David Cameron has revealed Brexit makes him depressed and accuses Michael Gove and Boris Johnson of “trashing the government” with their campaign to leave the EU, in a candid interview ahead of the release of his memoirs.
In an interview (£) with the Times before For The Record hits bookshop shelves, the former prime minister explained how he thinks about losing the referendum “every single day” and what the consequences will be.
He also says a second referendum may be necessary to break the deadlock and criticises Johnson’s move to prorogue Parliament and strip 21 Tory MPs of the whip for rebelling.
Speaking from his London home, Cameron told Andrew Billen: “I think about this every day. Every single day I think about it, the referendum and the fact that we lost and the consequences and the things that could have been done differently, and I worry desperately about what is going to happen next.”
Asked if he found sleeping hard, he said: “I worry about it a lot.
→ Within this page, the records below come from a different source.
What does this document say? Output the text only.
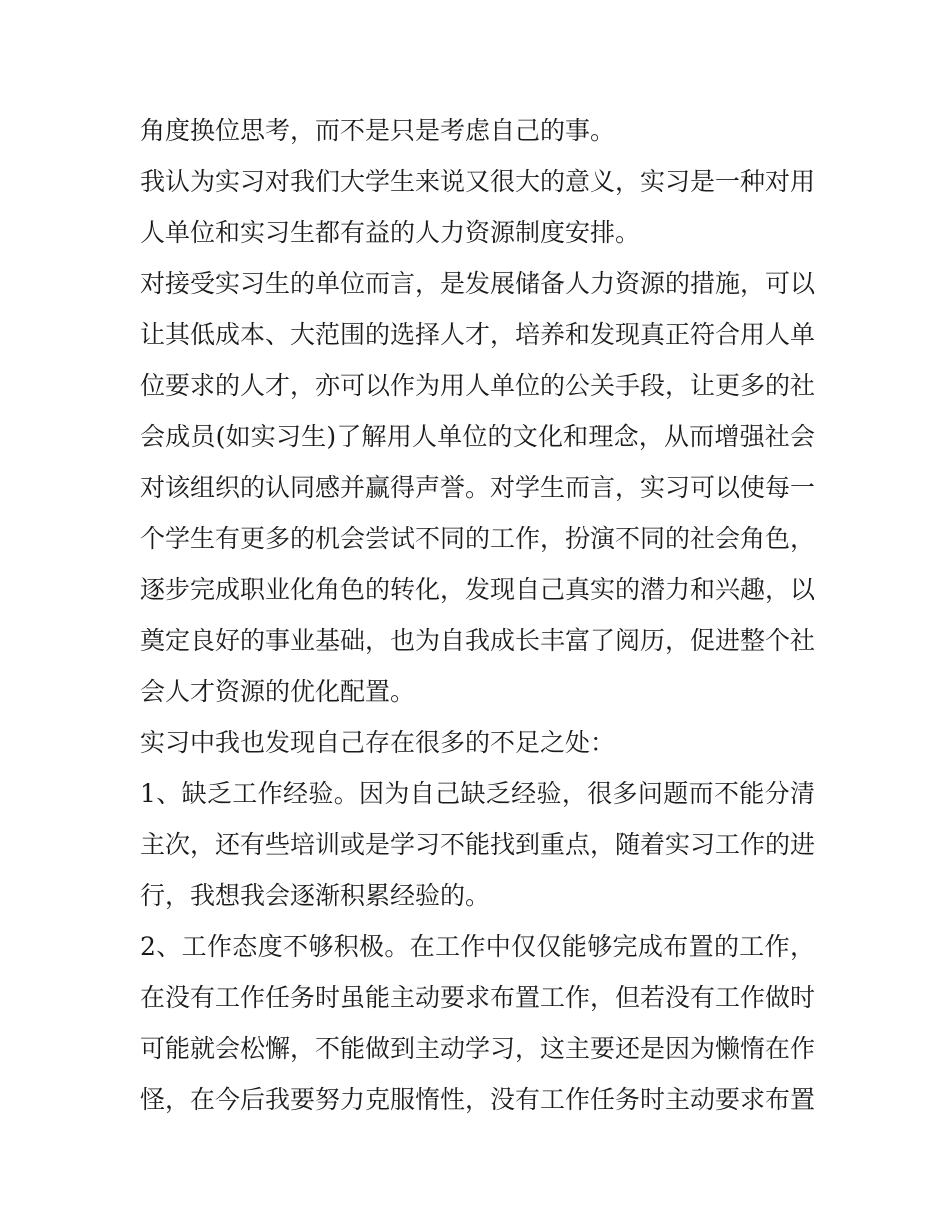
角度换位思考，而不是只是考虑自己的事。

我认为实习对我们大学生来说又很大的意义，实习是一种对用人单位和实习生都有益的人力资源制度安排。

对接受实习生的单位而言，是发展储备人力资源的措施，可以让其低成本、大范围的选择人才，培养和发现真正符合用人单位要求的人才，亦可以作为用人单位的公关手段，让更多的社会成员(如实习生)了解用人单位的文化和理念，从而增强社会对该组织的认同感并赢得声誉。对学生而言，实习可以使每一个学生有更多的机会尝试不同的工作，扮演不同的社会角色，逐步完成职业化角色的转化，发现自己真实的潜力和兴趣，以奠定良好的事业基础，也为自我成长丰富了阅历，促进整个社会人才资源的优化配置。

实习中我也发现自己存在很多的不足之处：

1、缺乏工作经验。因为自己缺乏经验，很多问题而不能分清主次，还有些培训或是学习不能找到重点，随着实习工作的进行，我想我会逐渐积累经验的。

2、工作态度不够积极。在工作中仅仅能够完成布置的工作，在没有工作任务时虽能主动要求布置工作，但若没有工作做时可能就会松懈，不能做到主动学习，这主要还是因为懒惰在作怪，在今后我要努力克服惰性，没有工作任务时主动要求布置
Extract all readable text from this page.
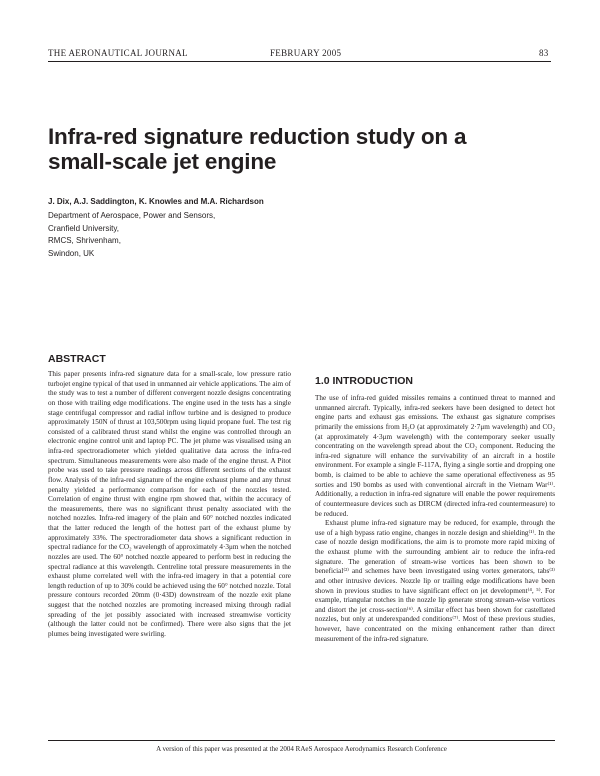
THE AERONAUTICAL JOURNAL	FEBRUARY 2005	83
Infra-red signature reduction study on a
small-scale jet engine
J. Dix, A.J. Saddington, K. Knowles and M.A. Richardson
Department of Aerospace, Power and Sensors,
Cranfield University,
RMCS, Shrivenham,
Swindon, UK
ABSTRACT

This paper presents infra-red signature data for a small-scale, low pressure ratio turbojet engine typical of that used in unmanned air vehicle applications. The aim of the study was to test a number of different convergent nozzle designs concentrating on those with trailing edge modifications. The engine used in the tests has a single stage centrifugal compressor and radial inflow turbine and is designed to produce approximately 150N of thrust at 103,500rpm using liquid propane fuel. The test rig consisted of a calibrated thrust stand whilst the engine was controlled through an electronic engine control unit and laptop PC. The jet plume was visualised using an infra-red spectroradiometer which yielded qualitative data across the infra-red spectrum. Simultaneous measurements were also made of the engine thrust. A Pitot probe was used to take pressure readings across different sections of the exhaust flow. Analysis of the infra-red signature of the engine exhaust plume and any thrust penalty yielded a performance comparison for each of the nozzles tested. Correlation of engine thrust with engine rpm showed that, within the accuracy of the measurements, there was no significant thrust penalty associated with the notched nozzles. Infra-red imagery of the plain and 60° notched nozzles indicated that the latter reduced the length of the hottest part of the exhaust plume by approximately 33%. The spectroradiometer data shows a significant reduction in spectral radiance for the CO₂ wavelength of approximately 4·3μm when the notched nozzles are used. The 60° notched nozzle appeared to perform best in reducing the spectral radiance at this wavelength. Centreline total pressure measurements in the exhaust plume correlated well with the infra-red imagery in that a potential core length reduction of up to 30% could be achieved using the 60° notched nozzle. Total pressure contours recorded 20mm (0·43D) downstream of the nozzle exit plane suggest that the notched nozzles are promoting increased mixing through radial spreading of the jet possibly associated with increased streamwise vorticity (although the latter could not be confirmed). There were also signs that the jet plumes being investigated were swirling.

1.0 INTRODUCTION

The use of infra-red guided missiles remains a continued threat to manned and unmanned aircraft. Typically, infra-red seekers have been designed to detect hot engine parts and exhaust gas emissions. The exhaust gas signature comprises primarily the emissions from H₂O (at approximately 2·7μm wavelength) and CO₂ (at approximately 4·3μm wavelength) with the contemporary seeker usually concentrating on the wavelength spread about the CO₂ component. Reducing the infra-red signature will enhance the survivability of an aircraft in a hostile environment. For example a single F-117A, flying a single sortie and dropping one bomb, is claimed to be able to achieve the same operational effectiveness as 95 sorties and 190 bombs as used with conventional aircraft in the Vietnam War⁽¹⁾. Additionally, a reduction in infra-red signature will enable the power requirements of countermeasure devices such as DIRCM (directed infra-red countermeasure) to be reduced.

Exhaust plume infra-red signature may be reduced, for example, through the use of a high bypass ratio engine, changes in nozzle design and shielding⁽¹⁾. In the case of nozzle design modifications, the aim is to promote more rapid mixing of the exhaust plume with the surrounding ambient air to reduce the infra-red signature. The generation of stream-wise vortices has been shown to be beneficial⁽²⁾ and schemes have been investigated using vortex generators, tabs⁽³⁾ and other intrusive devices. Nozzle lip or trailing edge modifications have been shown in previous studies to have significant effect on jet development⁽⁴, ⁵⁾. For example, triangular notches in the nozzle lip generate strong stream-wise vortices and distort the jet cross-section⁽⁶⁾. A similar effect has been shown for castellated nozzles, but only at underexpanded conditions⁽⁷⁾. Most of these previous studies, however, have concentrated on the mixing enhancement rather than direct measurement of the infra-red signature.

A version of this paper was presented at the 2004 RAeS Aerospace Aerodynamics Research Conference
I worry about it a lot.”
He said he had been under political pressure to hold a referendum in 2016 because there had been a series of treaties and the “issue was not going to go away”, adding he thought about it more than any other decision he made in government.
He reserves his most stinging criticism for his former Tory colleagues Michael Gove and Boris Johnson, who were instrumental in the Vote Leave campaign. He said the pair had left him feeling like he was “in a quagmire”. In the book he calls Gove “mendacious” and says the pair behaved “appallingly”.
In the interview, Cameron said Gove’s threat of Turkey joining the EU was “ridiculous” and accused him of creating a false narrative.
“There was a moment when I think it was Penny Mordaunt said on a Sunday morning show: ‘We have no power to stop Turkey joining the EU’. It’s just not true.”